Au fil des ans, les investissements se succèdent. « Nous avons été soucieux d’évoluer vers plus d’autonomie », poursuit Christophe Meunier. En 2006, un séparateur de phase est installé. Le lisier déshydraté est utilisé comme paillage dans les logettes. « Depuis, nous n’achetons plus de paille. C’est une économie substantielle. » Pour les deux éleveurs, c’est le début d’une réflexion plus globale. « En 2008, nous avons été élus élevage le plus productif en montbéliardes du département. Une distinction dont nous pouvions être fiers. Mais nous nous sommes aussi aperçus que nous avions des coûts de production élevés, estimés à 180 euros par 1 000 litres pour les charges alimentaires », indiquent les éleveurs. Ils réfléchissent alors à d’autres systèmes, plus économes. « Nous avons arrêté nos ensilages. Et nous sommes passés à un système 100 % herbe, avec du foin ventilé de façon à être le plus autonome possible. »

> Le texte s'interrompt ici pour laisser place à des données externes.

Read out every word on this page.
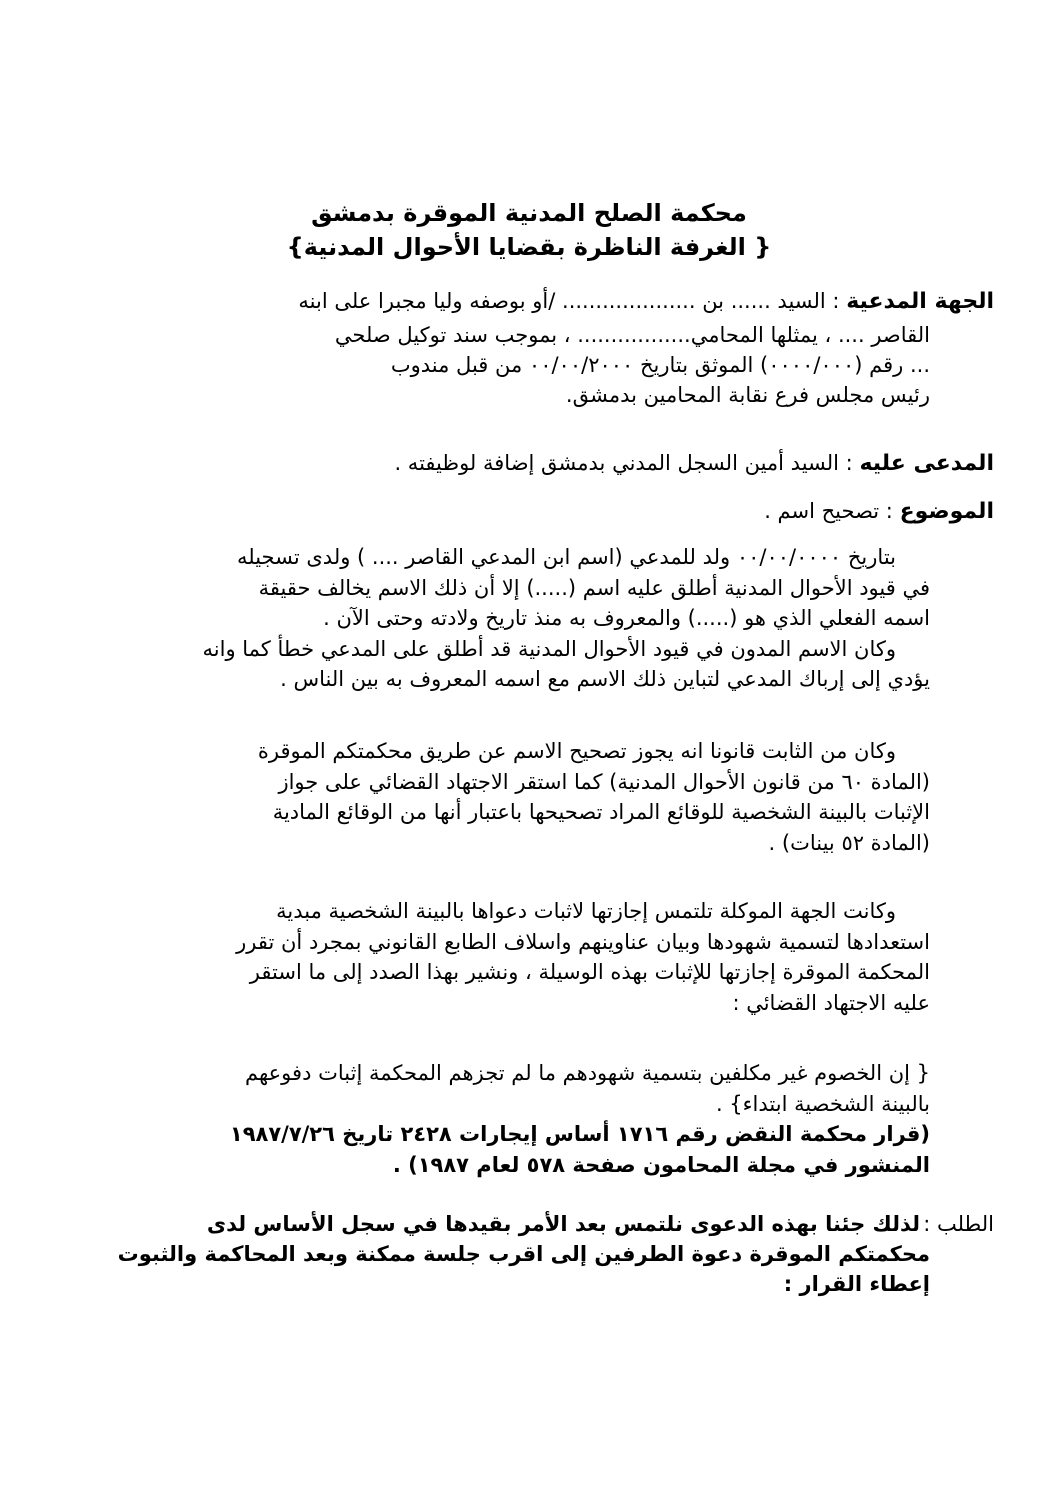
محكمة الصلح المدنية الموقرة بدمشق
{ الغرفة الناظرة بقضايا الأحوال المدنية}
الجهة المدعية : السيد ...... بن .................... /أو بوصفه وليا مجبرا على ابنه
القاصر .... ، يمثلها المحامي................. ، بموجب سند توكيل صلحي
... رقم (٠٠٠٠/٠٠٠) الموثق بتاريخ ٠٠/٠٠/٢٠٠٠ من قبل مندوب
رئيس مجلس فرع نقابة المحامين بدمشق.
المدعى عليه : السيد أمين السجل المدني بدمشق إضافة لوظيفته .
الموضوع : تصحيح اسم .
بتاريخ ٠٠/٠٠/٠٠٠٠ ولد للمدعي (اسم ابن المدعي القاصر .... ) ولدى تسجيله
في قيود الأحوال المدنية أطلق عليه اسم (.....) إلا أن ذلك الاسم يخالف حقيقة
اسمه الفعلي الذي هو (.....) والمعروف به منذ تاريخ ولادته وحتى الآن .
وكان الاسم المدون في قيود الأحوال المدنية قد أطلق على المدعي خطأ كما وانه
يؤدي إلى إرباك المدعي لتباين ذلك الاسم مع اسمه المعروف به بين الناس .
وكان من الثابت قانونا انه يجوز تصحيح الاسم عن طريق محكمتكم الموقرة
(المادة ٦٠ من قانون الأحوال المدنية) كما استقر الاجتهاد القضائي على جواز
الإثبات بالبينة الشخصية للوقائع المراد تصحيحها باعتبار أنها من الوقائع المادية
(المادة ٥٢ بينات) .
وكانت الجهة الموكلة تلتمس إجازتها لاثبات دعواها بالبينة الشخصية مبدية
استعدادها لتسمية شهودها وبيان عناوينهم واسلاف الطابع القانوني بمجرد أن تقرر
المحكمة الموقرة إجازتها للإثبات بهذه الوسيلة ، ونشير بهذا الصدد إلى ما استقر
عليه الاجتهاد القضائي :
{ إن الخصوم غير مكلفين بتسمية شهودهم ما لم تجزهم المحكمة إثبات دفوعهم
بالبينة الشخصية ابتداء} .
(قرار محكمة النقض رقم ١٧١٦ أساس إيجارات ٢٤٢٨ تاريخ ١٩٨٧/٧/٢٦
المنشور في مجلة المحامون صفحة ٥٧٨ لعام ١٩٨٧) .
الطلب :
لذلك جئنا بهذه الدعوى نلتمس بعد الأمر بقيدها في سجل الأساس لدى
محكمتكم الموقرة دعوة الطرفين إلى اقرب جلسة ممكنة وبعد المحاكمة والثبوت
إعطاء القرار :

Le bâtiment de séchage en grange, d’une capacité de 300 tonnes de foin et attenant à la stabulation, est construit en 2010. Il est équipé de 500 m2 de panneaux photovoltaïques pour la revente d’électricité, et d’un système de séchage recyclant la chaleur sous la toiture solaire. Il comprend deux cellules de ventilation et une cellule de déstockage. « On rentre le foin en vrac à 65 % de matière sèche. Il finit de sécher dans les cellules de ventilation qui sont remplies au fur et à mesure des trois coupes. L’air chauffé au travers des panneaux solaires est aspiré grâce à un ventilateur, puis renvoyé sous le fourrage afin de le sécher », explique Christophe. Ce système permet aux deux associés d’atteindre 100 % d’autonomie fourragère. « La centaine d’hectares de foin que nous faisons sécher de cette manière nourrit nos 80 laitières lors des cinq mois d’hiver, et couvre les apports estivaux », précise-t-il.

Prix du lait valorisé

Les intérêts sont aussi d’ordre économique. « Grâce à ce foin à haute valeur nutritive, nous sommes plus autonomes en protéines. Nous achetons moins de concentrés alors que nous produisons 100 000 litres de plus qu’avant le séchage en grange. Nous avons des vaches en meilleure forme, un taux de renouvellement plus faible, donc un peu moins de génisses à élever. Avec des taux protéiques et de matière grasse bien corrélés, nous gagnons en valorisation du prix du lait. » Actuellement, le coût des charges alimentaires est estimé à 80 € par 1 000 litres. Les deux éleveurs se félicitent de ce changement et des autres économies qui en découlent : bâches, films, ficelles…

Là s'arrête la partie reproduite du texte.